An experimental and computational study on the dissociation behavior of hydroxypyridine N-oxides in atmospheric pressure ionization mass spectrometry.

A tandem mass spectrometric study of protonated isomeric hydroxypyridine N-oxides was carried out with a hybrid quadrupole/time-of-flight mass spectrometer coupled with different atmospheric pressure ionization sources. The behavior observed in the collision-induced dissociation (CID) mass spectra of the parent cations, was similar irrespective of the source employed. However, there were intrinsic differences in the intensities of the two fragments observed for each isomer. The major fragment because of elimination of a hydroxyl radical, dominated the CID spectra (in contrast with weaker water loss) at different energy thresholds. Therefore, it was possible to differentiate both isomers at collision energies above 13 eV by comparing the ratio of intensities of the major fragment relative to the precursor cation.
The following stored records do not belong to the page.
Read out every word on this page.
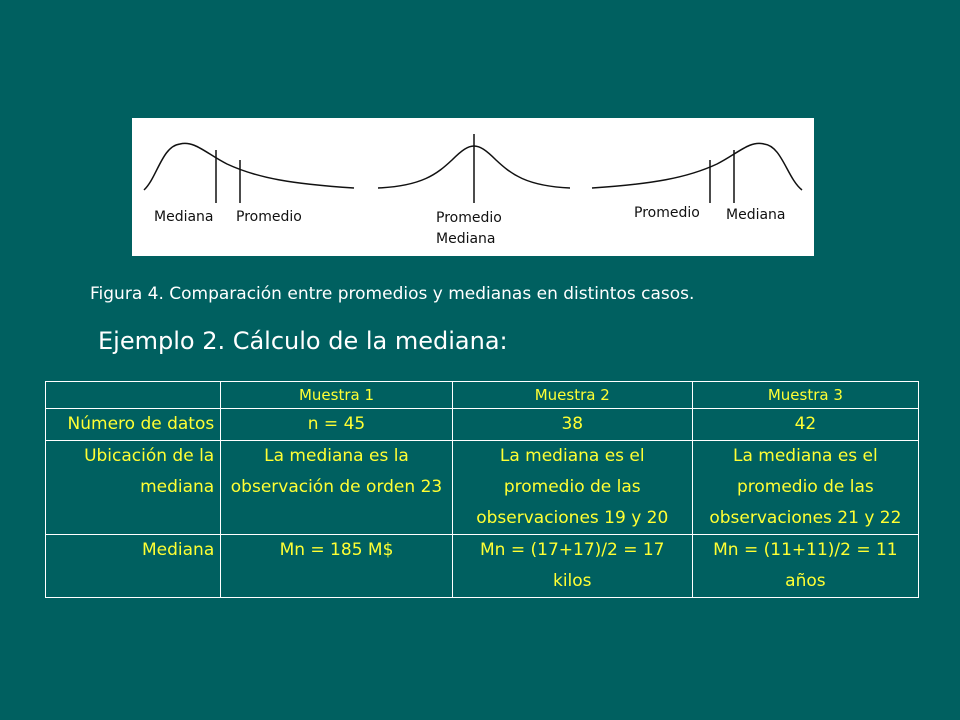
Mediana Promedio	Promedio
Mediana
Promedio Mediana
Figura 4. Comparación entre promedios y medianas en distintos casos.
Ejemplo 2. Cálculo de la mediana:
	Muestra 1	Muestra 2	Muestra 3
Número de datos	n = 45	38	42
Ubicación de la mediana	La mediana es la observación de orden 23	La mediana es el promedio de las observaciones 19 y 20	La mediana es el promedio de las observaciones 21 y 22
Mediana	Mn = 185 M$	Mn = (17+17)/2 = 17 kilos	Mn = (11+11)/2 = 11 años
In addition, quantum chemical calculations at the B3LYP/6-31 + + G(d,p) level of theory were performed for the protonated isomers of hydroxypyridine N-oxide and their radical cation products in order to gain insight into the major routes of dissociation. The results suggest that dissociation from the lowest triplet excited state of the protonated species would provide a reasonable rationalization for the difference in behavior of both isomers.